Вокруг темно. Это она понимает, хотя не может определиться, как давно её окружает мрак. Гермиона открывает веки — перед глазами плывут размытые образы, и ей требуется время, чтобы оценить обстановку. Кровать, потолок, мерцающий свет свечей и незнакомое лицо прямо над ней.
— Здравствуйте, мисс Грейнджер. Вы на площади Гриммо. Вы ударились и потеряли сознание. Можете назвать последнее, что помните?
Голова наливается пульсирующей болью — словно в череп засунули барабан, а какому-то ребенку вручили палочки. Гермиона ошарашенно прикрывает глаза, подносит руки к вискам и трёт их так, будто это поможет скинуть сковывающую тяжесть. Позвоночник горит огнём, и всё, чего сейчас хочется, это снова отрубиться.
— Я, э-э… — она откашливается, сосредоточиваясь. — Дин. Ханна. Меня что-то ударило.
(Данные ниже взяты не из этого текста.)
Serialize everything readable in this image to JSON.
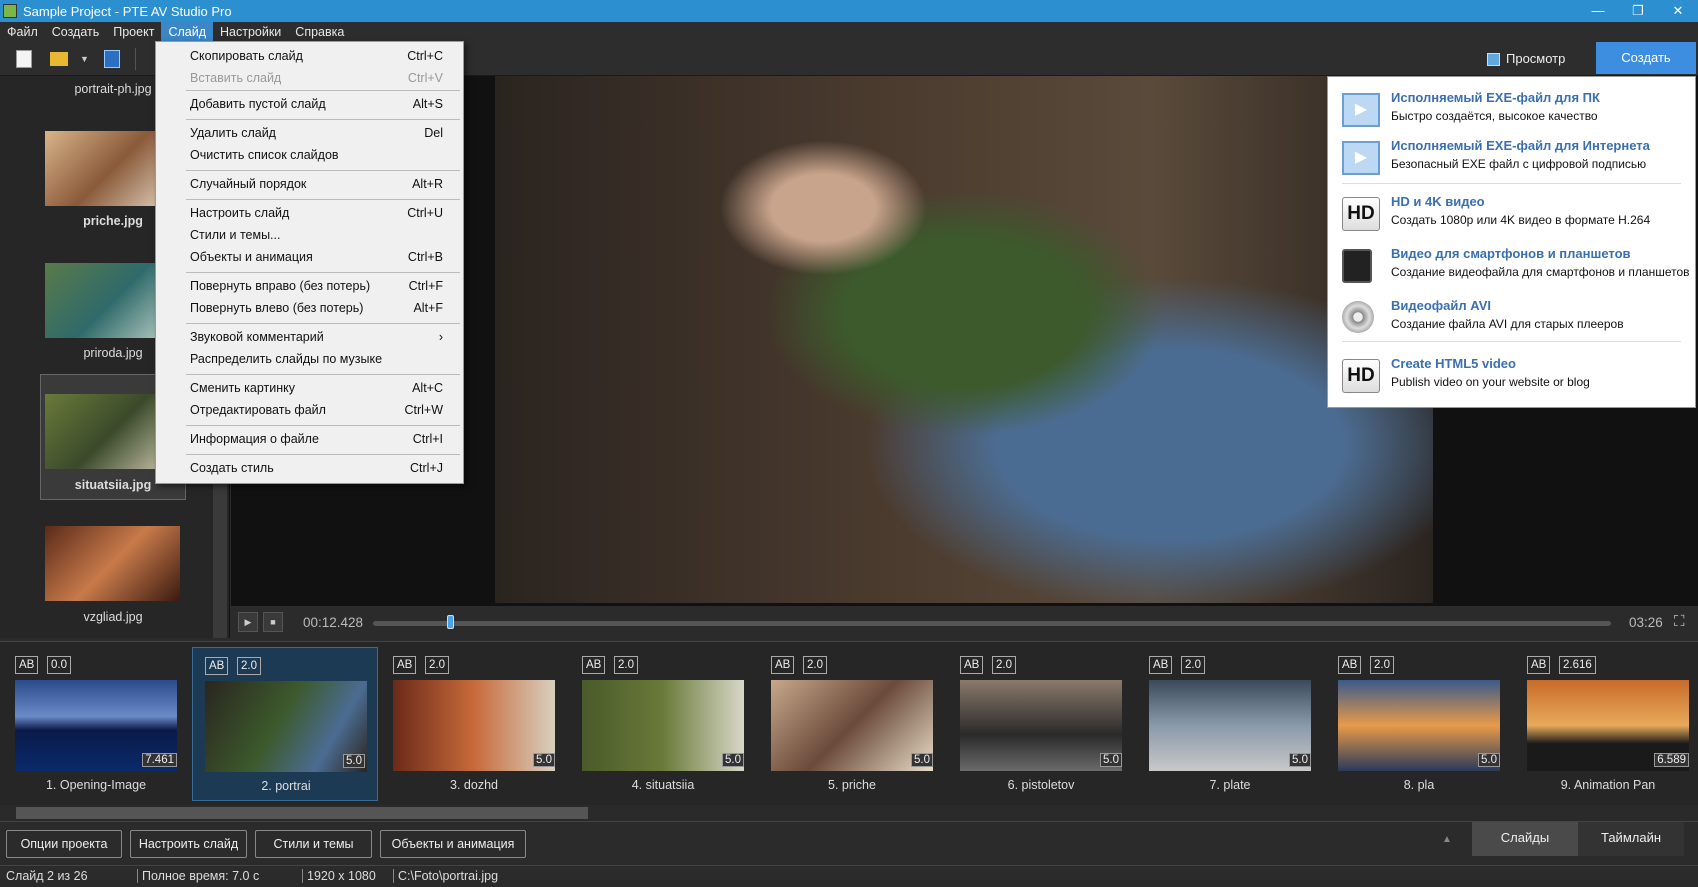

— Да-да. Кажется, мисс Аббот не смогла разглядеть вошедших и, опасаясь худшего, атаковала. Вы отлетели к лестнице и сильно ушиблись. Однако через день-два вы совершенно поправитесь. Вот, держите, это облегчит боль.
Гермиона с благодарностью глотает омерзительную жидкость.
— Ханна в порядке?
— В полном. Небольшие царапины, а в остальном всё хорошо. Вам тоже повезло, мисс Грейнджер. Синяки и порезы, но никаких переломов. А могли бы получить куда более серьезные повреждения.
Что ж, чувствует она себя так, будто и в самом деле их получила.
— Надо постараться, чтобы сломить Гермиону, — она узнает голос Невилла и поворачивает голову в его сторону.
— Привет.
— Я дам вам десять минут, а потом мисс Грейнджер надо поспать, чтобы зелья выполнили свою работу.
— Спасибо, — Невилл дожидается, пока целитель отойдёт в другую часть комнаты, и улыбается подруге. — Дин шлёт свои извинения и наилучшие пожелания. Ему надо было отправиться сначала в Министерство на отчёт, а потом ещё куда-то.
— Ничего страшного.
— Как себя чувствуешь?
— Ужасно, — она делает вид, будто её ответ не напоминает всхлип.
— Принимаешь удары от своих же, — снова улыбается Невилл.
Гермиона смеётся, хотя от этого ей становится только хуже.
— Мне кажется, за время этой войны от своих я получила больше, чем от чужих.
Он подхватывает её смех, кивая.
— Я тоже.
— Мы не созданы для войны.
— Никто не создан, — шепчет он, обводя пальцем край одеяла. — Я читал Библию.
— Неужели?
— Да. Мне интересно: вера рождается по необходимости или из-за страха? Но потом я задумался, не противны ли Богу подобные мысли, и подумал, что причина, наверное, в страхе.
— Мы все знаем, что являемся грешниками. И неважно, чем мы руководствуемся по жизни, — временами мы забываем о морали. Когда лжём, убиваем, предаём. Мы не совершенны. И нам необходимо знать, что кто-то дарует нам прощение, когда мы сами не в состоянии себя простить.
— Так значит, дело в одобрении?
Она пожимает плечами.
— Знаешь, некоторые утверждают, что раз в мире случается столько плохого, то значит, и Бога нет. Я думаю, он существует, ведь происходит столько всего, что объяснить невозможно. Я смотрела на восходящее солнце, радовалась тому, что двоюродная сестра стала мамой, или думала о том, как некоторые выживают вопреки всему, — и вот пришла к выводу, что там, наверху, что-то есть. Понимаешь?
— Тогда почему происходят плохие вещи?